Having designed this Paper as the Sequel to that upon Exercise, I have not here considered Temperance as it is a Moral Virtue, which I shall make the Subject of a future Speculation, but only as it is the Means of Health.


[Footnote 1: ‘The History of the Greek King and Douban the Physician’ told by the Fisherman to the Genie in the story of ‘the Fisherman.’]

[Footnote 2: Diog.
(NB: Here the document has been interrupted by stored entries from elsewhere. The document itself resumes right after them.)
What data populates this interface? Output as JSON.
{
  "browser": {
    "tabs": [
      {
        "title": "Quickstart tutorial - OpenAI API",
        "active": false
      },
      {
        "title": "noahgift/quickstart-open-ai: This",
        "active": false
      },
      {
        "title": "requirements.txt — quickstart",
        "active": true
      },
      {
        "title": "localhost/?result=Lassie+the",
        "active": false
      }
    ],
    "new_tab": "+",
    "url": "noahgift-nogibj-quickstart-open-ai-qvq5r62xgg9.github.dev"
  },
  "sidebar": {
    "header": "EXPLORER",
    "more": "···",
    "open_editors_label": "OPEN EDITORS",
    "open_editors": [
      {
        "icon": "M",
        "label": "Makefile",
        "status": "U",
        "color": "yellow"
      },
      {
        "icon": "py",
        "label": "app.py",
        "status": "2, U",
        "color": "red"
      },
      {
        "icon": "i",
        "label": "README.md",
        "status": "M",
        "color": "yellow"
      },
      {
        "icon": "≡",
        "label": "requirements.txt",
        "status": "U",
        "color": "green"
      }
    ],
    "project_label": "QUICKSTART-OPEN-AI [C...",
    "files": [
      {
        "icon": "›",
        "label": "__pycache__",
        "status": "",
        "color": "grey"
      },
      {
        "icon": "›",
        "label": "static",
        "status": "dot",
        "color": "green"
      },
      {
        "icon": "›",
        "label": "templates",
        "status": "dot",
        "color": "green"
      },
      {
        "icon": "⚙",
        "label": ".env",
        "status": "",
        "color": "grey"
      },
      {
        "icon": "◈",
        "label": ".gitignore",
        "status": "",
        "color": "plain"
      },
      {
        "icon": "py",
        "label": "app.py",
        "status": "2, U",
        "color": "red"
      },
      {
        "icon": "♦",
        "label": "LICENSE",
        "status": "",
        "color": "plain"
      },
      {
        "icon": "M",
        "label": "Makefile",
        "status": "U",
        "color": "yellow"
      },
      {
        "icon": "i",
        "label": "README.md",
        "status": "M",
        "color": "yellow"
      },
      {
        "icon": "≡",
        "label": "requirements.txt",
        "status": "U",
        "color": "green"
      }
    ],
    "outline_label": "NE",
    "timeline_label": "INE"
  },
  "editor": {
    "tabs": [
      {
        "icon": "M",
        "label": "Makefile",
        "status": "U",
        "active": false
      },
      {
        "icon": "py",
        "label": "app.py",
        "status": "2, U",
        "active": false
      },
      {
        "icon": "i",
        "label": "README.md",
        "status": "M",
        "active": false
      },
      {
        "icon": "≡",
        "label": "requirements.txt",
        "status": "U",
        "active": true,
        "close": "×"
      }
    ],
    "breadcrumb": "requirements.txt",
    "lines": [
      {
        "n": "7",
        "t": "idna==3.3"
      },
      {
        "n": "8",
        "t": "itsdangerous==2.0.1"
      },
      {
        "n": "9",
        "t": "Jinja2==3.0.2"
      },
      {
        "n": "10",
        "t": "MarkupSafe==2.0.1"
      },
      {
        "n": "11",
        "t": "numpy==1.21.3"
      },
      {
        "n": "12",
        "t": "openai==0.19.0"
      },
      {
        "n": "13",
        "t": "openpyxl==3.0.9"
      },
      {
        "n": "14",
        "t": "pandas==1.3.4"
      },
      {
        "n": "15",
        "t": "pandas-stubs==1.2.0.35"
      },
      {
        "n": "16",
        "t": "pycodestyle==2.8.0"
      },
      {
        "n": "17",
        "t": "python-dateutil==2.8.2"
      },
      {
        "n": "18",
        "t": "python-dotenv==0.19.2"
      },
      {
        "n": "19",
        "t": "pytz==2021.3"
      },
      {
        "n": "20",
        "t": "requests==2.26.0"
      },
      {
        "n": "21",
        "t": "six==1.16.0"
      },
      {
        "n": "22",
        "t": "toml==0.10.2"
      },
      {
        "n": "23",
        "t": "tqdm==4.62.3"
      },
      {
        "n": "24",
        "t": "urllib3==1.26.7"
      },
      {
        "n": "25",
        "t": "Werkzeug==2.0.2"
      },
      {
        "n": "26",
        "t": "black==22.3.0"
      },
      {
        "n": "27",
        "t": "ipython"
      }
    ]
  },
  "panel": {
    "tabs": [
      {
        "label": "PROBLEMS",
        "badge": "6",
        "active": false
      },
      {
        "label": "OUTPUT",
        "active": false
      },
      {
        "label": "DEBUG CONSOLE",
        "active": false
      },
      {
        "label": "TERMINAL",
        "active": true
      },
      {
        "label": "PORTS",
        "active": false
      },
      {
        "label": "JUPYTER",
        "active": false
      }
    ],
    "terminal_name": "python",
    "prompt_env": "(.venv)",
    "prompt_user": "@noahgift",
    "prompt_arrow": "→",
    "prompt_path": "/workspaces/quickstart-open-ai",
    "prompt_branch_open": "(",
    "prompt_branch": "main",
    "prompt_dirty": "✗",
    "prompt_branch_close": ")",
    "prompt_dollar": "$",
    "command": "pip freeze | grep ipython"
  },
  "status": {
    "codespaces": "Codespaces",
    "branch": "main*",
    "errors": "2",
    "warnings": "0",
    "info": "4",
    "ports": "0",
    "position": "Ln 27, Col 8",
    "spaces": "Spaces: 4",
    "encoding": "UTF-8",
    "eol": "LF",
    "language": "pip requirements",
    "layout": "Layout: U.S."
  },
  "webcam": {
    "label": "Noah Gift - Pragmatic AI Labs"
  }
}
Laert., ‘Lives of the Philosophers’, Bk. vi. ch. 2.]

[Footnote 3: and at]

[Footnote 4: Sir William Temple does not quote as a saying, but says himself, near the end of his ‘Essay upon Health and Long Life of Government of Diet and Exercise’,

‘In both which, all excess is to be avoided, especially in the common use of wine: Whereof the first Glass may pass for Health, the second for good Humour, the third for our Friends; but the fourth is for our Enemies.’]

[Footnote 5: Diogenes Laertius in ‘Life of Socrates’; AElian in ‘Var. Hist.’ Bk. xiii.]